不器用王子の甘い誘惑
9.子どもの頃の恥ずかしい話
 ずっと手を繋いでいて、恋人同士みたいだった。

 どこが口説き方が分からないのかこっちが聞きたいよ。
 練習なんて必要ないですよ。
 って言いたいのに何も言えなくて家まで送ってもらってしまった。

 無言の時間があっても気にならなかった。
 もしかしたら繋いだ手のぬくもりのお陰だったのかもしれない。

「俺、自分の名前が嫌いだったんだ。」

 終電までと言った松田さんがおもむろに話し始めた内容に驚いた。
 松田さんにもコンプレックスみたいなものがあるんだ。

「松田……そうすけさんでしたっけ?」

 微笑んだ松田さんが漢字を教えてくれる。

「爽やかに助けるで『爽助』だよ。」

 まさに松田さんにぴったりの名前。
 私は爽やかに助けられた張本人だし。

「似合ってるじゃないですか。」

「言い方だよ。言い方を良くしてるだけ。
 小学生の時は『助』だけをとって『スケベ』の爽ちゃんってからかわれた。」

 小学生らしい思い出にフフッと頬が緩む。
 それを見て松田さんも笑いながらも窘めた。

「笑うなよ。小学生の時は本当に嫌だったんだよ。
 でも……それを受け入れて今では『爽やかなスケベの爽助です』って言えば男の人は大抵喜んで……あぁごめん。
 女の子に披露するネタじゃなかったね。
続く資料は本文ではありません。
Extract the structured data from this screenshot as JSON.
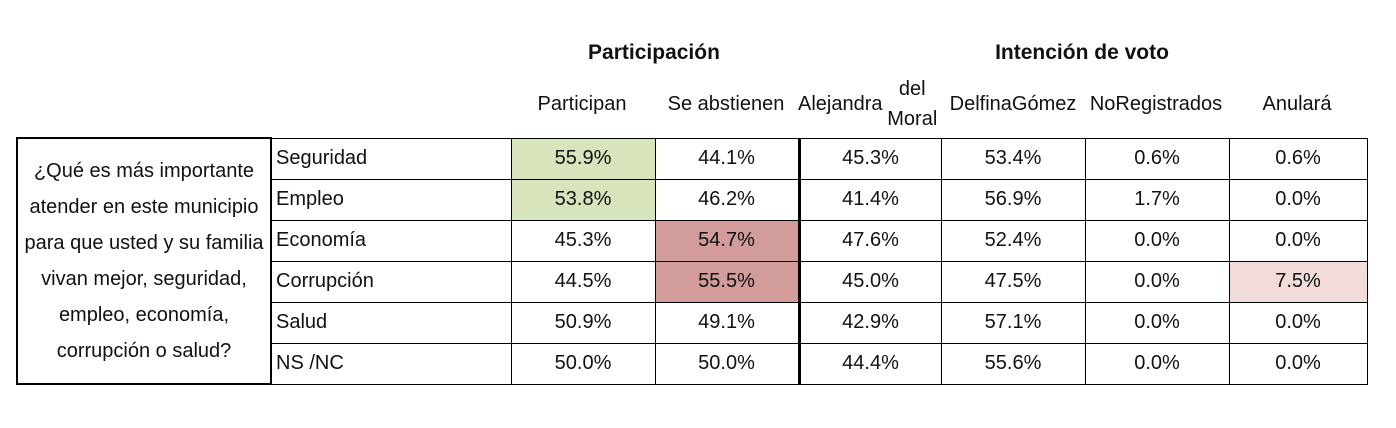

」

 小学生の頃にそんなことを悩んでたのも新鮮だし、松田さんがそんな自虐ネタみたいな話題で男性社員と仲良くなってたなんて。

「松田さんのすごさを垣間見ました。」

「ハハッどこに?変わってるね。
 そんなのカッコ悪いって普通なら言われるよ。」

 そんなことない。
 まんま王子様なのに、そこを鼻にかけないところとか。

 男性社員とも仲良くなれている理由がよく分かる。
 松田さんみたいな人はみんなに慕われるんだろうな。

「私は……私は小さな頃にお姫様に憧れていて。
 王子様が迎えに来てくれるんだって本気で思っていました。」

「うん。」

 松田さんはからかったりせずに優しく聞いていてくれた。
 繋いだままの手のぬくもりまでもが優しくて、そのぬくもりに切なくなった。

「笑っちゃいますよね。いい大人が。
 つい何年か前までそう信じていたんです。」

 何故だか涙がこぼれそうになって、松田さんの手を離して顔を手で覆った。
 冷たくなった手のお陰でかろうじて冷静でいられた。

 思い出話で泣くなんて醜態を晒したくない。

「だから今は大人になったなぁって思います。
 空想の世界からは脱して現実を見ているので。」

 うん。私は大丈夫。
 地に足をつけて立ってる。

 そう思って笑いかけようと松田さんを見ると松田さんの方が悲しそうな顔をしていた。

「そんなことないよ。笑ったりしない。
 俺は無理して笑ってる紗良を見る方がつらい。」

 抱き寄せられて大きな体にすっぽりと収まって、そのぬくもりにやられてしまった。
 後から後から涙が流れて、松田さんともっと前に出会いたかったと思った。

 例え松田さんが別の子を見ていたとしても、自分の片思いだとしても、純粋で真っ白な可愛い自分で松田さんに憧れていられたのに。

 今は………練習相手でもいいから、側にいたいって大人の狡い部分しか残っていない。